Don’t worry about not understanding - it’s already been made clear that it is an opinion rather than something that can be established “absolutely”.

Regards,
Shodan

“No educators, no law enforcement will no longer be able to call our young people who make a mistake ‘at-risk,’” Jones-Sawyer said. “We’re going to call them ‘at-promise’ because they’re the promise of the future.”

Since this is a state law, I wonder if this is a violation of free speech. In other words, if I as a teacher call a student at-risk and suffer consequences for it, haven’t they violated my rights?

No, as I pointed out earlier in the thread, Jones-Sawyer is just wrong in how he is describing the law (not to mention the double-negative in the quote).

There is no compelled speech, prohibition on speech, or any such thing in the law. It just changes the terminology in a handful of statutes, with the hopes that it will encourage school districts, and perhaps the state education department, to change their terminology.

As for the specific example you give, there are many, many things a teacher is not allowed to call a student without risking being fired. Some districts may add “at-risk”, but I kind of doubt it. Even if they do it’s not a free speech issue. I don’t think you want a primary or secondary education system where teachers are protected from firing for saying anything they want.

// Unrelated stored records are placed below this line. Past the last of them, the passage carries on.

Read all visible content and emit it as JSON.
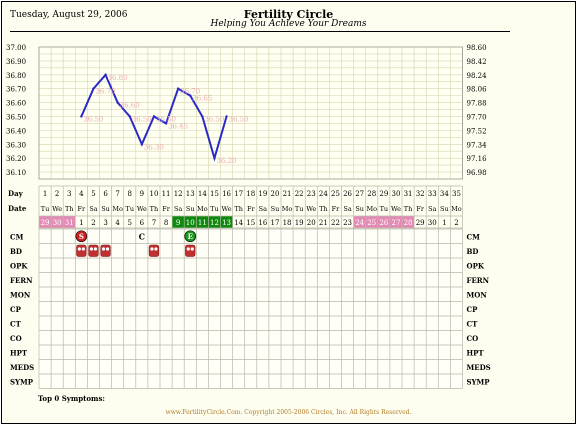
{
  "header": {
    "date": "Tuesday, August 29, 2006",
    "title": "Fertility Circle",
    "subtitle": "Helping You Achieve Your Dreams"
  },
  "chart_data": {
    "type": "line",
    "title": "",
    "xlabel": "Day",
    "ylabel": "",
    "left_axis_ticks": [
      "37.00",
      "36.90",
      "36.80",
      "36.70",
      "36.60",
      "36.50",
      "36.40",
      "36.30",
      "36.20",
      "36.10"
    ],
    "right_axis_ticks": [
      "98.60",
      "98.42",
      "98.24",
      "98.06",
      "97.88",
      "97.70",
      "97.52",
      "97.34",
      "97.16",
      "96.98"
    ],
    "ylim": [
      36.05,
      37.0
    ],
    "grid": true,
    "series": [
      {
        "x": [
          4,
          5,
          6,
          7,
          8,
          9,
          10,
          11,
          12,
          13,
          14,
          15,
          16
        ],
        "values": [
          36.5,
          36.7,
          36.8,
          36.6,
          36.5,
          36.3,
          36.5,
          36.45,
          36.7,
          36.65,
          36.5,
          36.2,
          36.5
        ],
        "labels": [
          "36.50",
          "36.70",
          "36.80",
          "36.60",
          "36.50",
          "36.30",
          "36.50",
          "36.45",
          "36.70",
          "36.65",
          "36.50",
          "36.20",
          "36.50"
        ]
      }
    ],
    "line_color": "#2a2ac8",
    "label_color": "#e8b0b0"
  },
  "rows": {
    "day_label": "Day",
    "date_label": "Date",
    "days": [
      "1",
      "2",
      "3",
      "4",
      "5",
      "6",
      "7",
      "8",
      "9",
      "10",
      "11",
      "12",
      "13",
      "14",
      "15",
      "16",
      "17",
      "18",
      "19",
      "20",
      "21",
      "22",
      "23",
      "24",
      "25",
      "26",
      "27",
      "28",
      "29",
      "30",
      "31",
      "32",
      "33",
      "34",
      "35"
    ],
    "weekdays": [
      "Tu",
      "We",
      "Th",
      "Fr",
      "Sa",
      "Su",
      "Mo",
      "Tu",
      "We",
      "Th",
      "Fr",
      "Sa",
      "Su",
      "Mo",
      "Tu",
      "We",
      "Th",
      "Fr",
      "Sa",
      "Su",
      "Mo",
      "Tu",
      "We",
      "Th",
      "Fr",
      "Sa",
      "Su",
      "Mo",
      "Tu",
      "We",
      "Th",
      "Fr",
      "Sa",
      "Su",
      "Mo"
    ],
    "dates": [
      "29",
      "30",
      "31",
      "1",
      "2",
      "3",
      "4",
      "5",
      "6",
      "7",
      "8",
      "9",
      "10",
      "11",
      "12",
      "13",
      "14",
      "15",
      "16",
      "17",
      "18",
      "19",
      "20",
      "21",
      "22",
      "23",
      "24",
      "25",
      "26",
      "27",
      "28",
      "29",
      "30",
      "1",
      "2"
    ],
    "date_styles": [
      "pink",
      "pink",
      "pink",
      "",
      "",
      "",
      "",
      "",
      "",
      "",
      "",
      "green",
      "green",
      "green",
      "green",
      "green",
      "",
      "",
      "",
      "",
      "",
      "",
      "",
      "",
      "",
      "",
      "pink",
      "pink",
      "pink",
      "pink",
      "pink",
      "",
      "",
      "",
      ""
    ],
    "obs_labels": [
      "CM",
      "BD",
      "OPK",
      "FERN",
      "MON",
      "CP",
      "CT",
      "CO",
      "HPT",
      "MEDS",
      "SYMP"
    ],
    "cm_marks": [
      {
        "day": 4,
        "kind": "badge",
        "text": "S",
        "color": "#cc2020"
      },
      {
        "day": 9,
        "kind": "letter",
        "text": "C"
      },
      {
        "day": 13,
        "kind": "badge",
        "text": "E",
        "color": "#1a9a1a"
      }
    ],
    "bd_days": [
      4,
      5,
      6,
      10,
      13
    ],
    "colors": {
      "pink": "#e38ab5",
      "green": "#0e8a0e",
      "grid": "#b8b8a8",
      "line": "#2a2ac8"
    }
  },
  "footer": {
    "top0": "Top 0 Symptoms:",
    "copyright": "www.FertilityCircle.Com. Copyright 2005-2006 Circles, Inc. All Rights Reserved."
  }
}
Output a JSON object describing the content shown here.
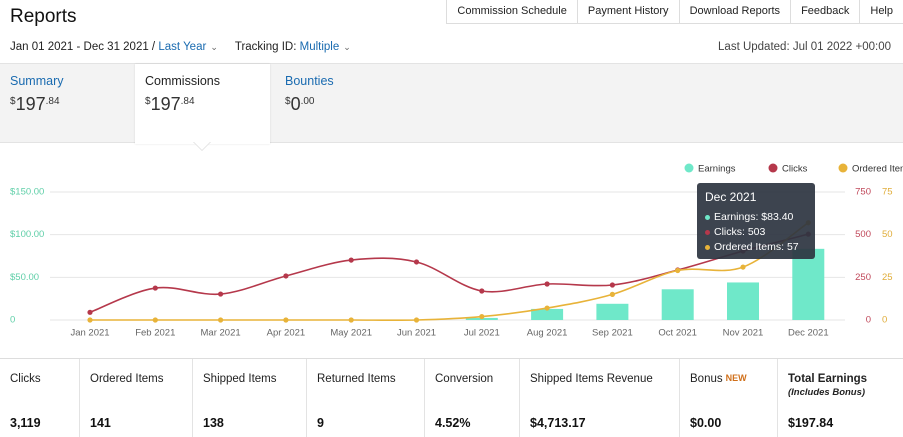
{
  "header": {
    "title": "Reports",
    "nav": [
      "Commission Schedule",
      "Payment History",
      "Download Reports",
      "Feedback",
      "Help"
    ],
    "date_range": "Jan 01 2021 - Dec 31 2021 /",
    "range_preset": "Last Year",
    "tracking_label": "Tracking ID:",
    "tracking_value": "Multiple",
    "last_updated": "Last Updated: Jul 01 2022 +00:00"
  },
  "tabs": [
    {
      "label": "Summary",
      "currency": "$",
      "whole": "197",
      "fraction": ".84"
    },
    {
      "label": "Commissions",
      "currency": "$",
      "whole": "197",
      "fraction": ".84"
    },
    {
      "label": "Bounties",
      "currency": "$",
      "whole": "0",
      "fraction": ".00"
    }
  ],
  "chart_data": {
    "type": "combo",
    "categories": [
      "Jan 2021",
      "Feb 2021",
      "Mar 2021",
      "Apr 2021",
      "May 2021",
      "Jun 2021",
      "Jul 2021",
      "Aug 2021",
      "Sep 2021",
      "Oct 2021",
      "Nov 2021",
      "Dec 2021"
    ],
    "series": [
      {
        "name": "Earnings",
        "type": "bar",
        "axis": "y",
        "color": "#6fe8c9",
        "values": [
          0,
          0,
          0,
          0,
          0,
          0,
          2.44,
          13,
          19,
          36,
          44,
          83.4
        ]
      },
      {
        "name": "Clicks",
        "type": "line",
        "axis": "y2",
        "color": "#b5384b",
        "values": [
          45,
          187,
          152,
          258,
          351,
          340,
          170,
          211,
          205,
          293,
          404,
          503
        ]
      },
      {
        "name": "Ordered Items",
        "type": "line",
        "axis": "y3",
        "color": "#e8b339",
        "values": [
          0,
          0,
          0,
          0,
          0,
          0,
          2,
          7,
          15,
          29,
          31,
          57
        ]
      }
    ],
    "ylim": [
      0,
      150
    ],
    "yticks": [
      0,
      {
        "value": 50,
        "label": "$50.00"
      },
      {
        "value": 100,
        "label": "$100.00"
      },
      {
        "value": 150,
        "label": "$150.00"
      }
    ],
    "y2lim": [
      0,
      750
    ],
    "y2ticks": [
      0,
      250,
      500,
      750
    ],
    "y3lim": [
      0,
      75
    ],
    "y3ticks": [
      0,
      25,
      50,
      75
    ],
    "grid": true,
    "legend": "top-right",
    "tooltip": {
      "title": "Dec 2021",
      "rows": [
        "Earnings: $83.40",
        "Clicks: 503",
        "Ordered Items: 57"
      ]
    }
  },
  "stats": [
    {
      "label": "Clicks",
      "value": "3,119"
    },
    {
      "label": "Ordered Items",
      "value": "141"
    },
    {
      "label": "Shipped Items",
      "value": "138"
    },
    {
      "label": "Returned Items",
      "value": "9"
    },
    {
      "label": "Conversion",
      "value": "4.52%"
    },
    {
      "label": "Shipped Items Revenue",
      "value": "$4,713.17"
    },
    {
      "label": "Bonus",
      "badge": "NEW",
      "value": "$0.00"
    },
    {
      "label": "Total Earnings",
      "note": "(Includes Bonus)",
      "value": "$197.84"
    }
  ]
}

But the category is not going away, it’s only the label being replaced by a different, deliberately obfuscatory and arguably condescending, term.

What it has showed me, and what it has always shown me, is that we are unwilling to do what needs doing in order to help a whole lot of kids. Remove them from their parents and the destructive behavior. Do you have any thought as to why we don’t?

Are you under the impression that educational authorities cannot take adverse action against teachers for what they say at the workplace because of the First Amendment?

I mean, I hope you’re not seriously suggesting this. It’s patently absurd.

It’s not just destructive behavior. It’s not usually destructive behavior. It’s poverty. Even if we wanted to take people’s children from them for the sin of being poor, where on earth would we put them?

Maybe a dumb question, but do the kids even hear the terms that administrators and teachers use to talk about them, and if so why?

Or is it likely the case that the children never hear these terms? If that is the case then this is even more stupid, because PC 1 is fighting PC 2 for control of terms to label others.

Come up with a system to fix the poverty, AND the behaviors that seems to cause that poverty. Just doling out money, or money per kid, or allowing/disallowing the use of narcotics, or housing them all together, or bussing them off to other schools etc etc

What is needed is to change the cultures of the economically downtrodden and give them agency in their own lives. But so far, NOTHING from either side of the aisle has worked, and likely nothing WILL work until both sides are striving for the same thing

Much easier to point fingers and lay blame. THAT is our country today and I am getting more and more ashamed of our country and the supposed “leaders” daily.

Eliminating behaviors that seem innocuous but contribute to the perpetuation of an underclass is a simple, cost-free move to get us moving in that directions…

But obviously some people have strong objections to it.